On this date in 1902, Goparaju Ramachandra Rao, the Indian atheist leader known as Gora, was born into a high-caste Hindu family. He wrote in his autobiography, We Become Atheists, that he grew up “conventionally orthodox and superstitious.” He pursued a botany degree, eventually earning his master’s in botany at Presidency College in Madras. He and his wife Saraswathi were married in 1922 when she was only 10. Both their families were Orthodox Hindu, which dictated that girls must marry before puberty, until the Child Marriage Restraint Act was passed in 1935.

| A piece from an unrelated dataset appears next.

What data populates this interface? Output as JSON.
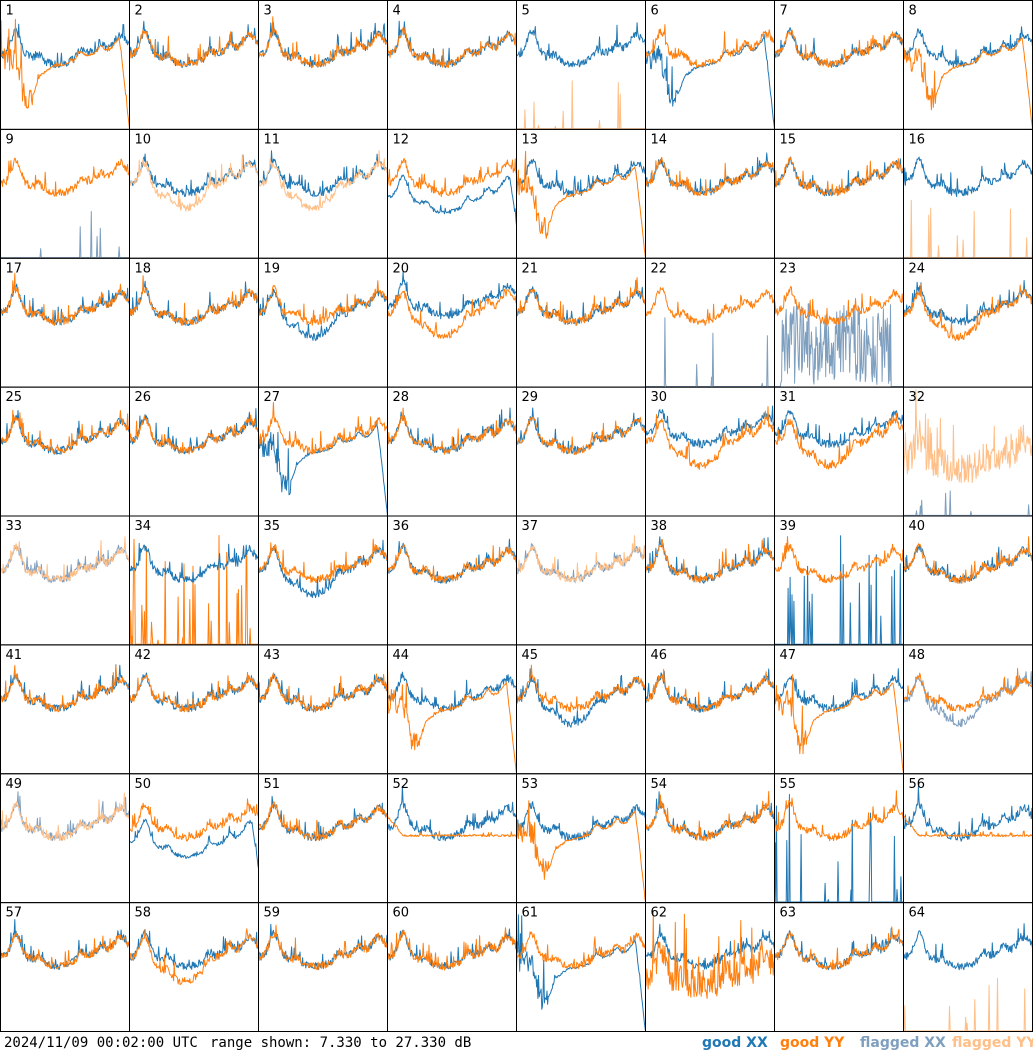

Gora was excommunicated by his family for his atheism and devoted his life to propagating it. In 1940 he and his wife co-founded the Atheist Centre in a small village in the Krishna district. On the eve of Independence in 1947, they moved it to Vijayawada. Gora wrote many books, including Atheism Questions and Answers, An Atheist Around the World, An Atheist with Gandhi, The Need of Atheism and Positive Atheism. From 1949 on he wrote a column on atheism and began publishing The Atheist, a monthly, in 1969.
The Goras organized the first “beef and pork friendship” gathering in 1972 to foster social cohesion. Among the hundreds who gathered, 138 people ate beef and pork together, including atheists, Hindus, Muslims and Christians.
His atheism dictated his campaign to abolish the caste system with its “untouchables” and the idea of “karma” or divine fate. The Atheist Centre provides counseling, promotes intercaste and casteless marriages (more than 500 have taken place there), works to abolish child marriages, provides aid to vulnerable women, educates against belief in witchcraft and sorcery and promotes sexual education and family planning. After Gora died in 1975, Saraswathi directed the center until her death in 2006. They had nine children.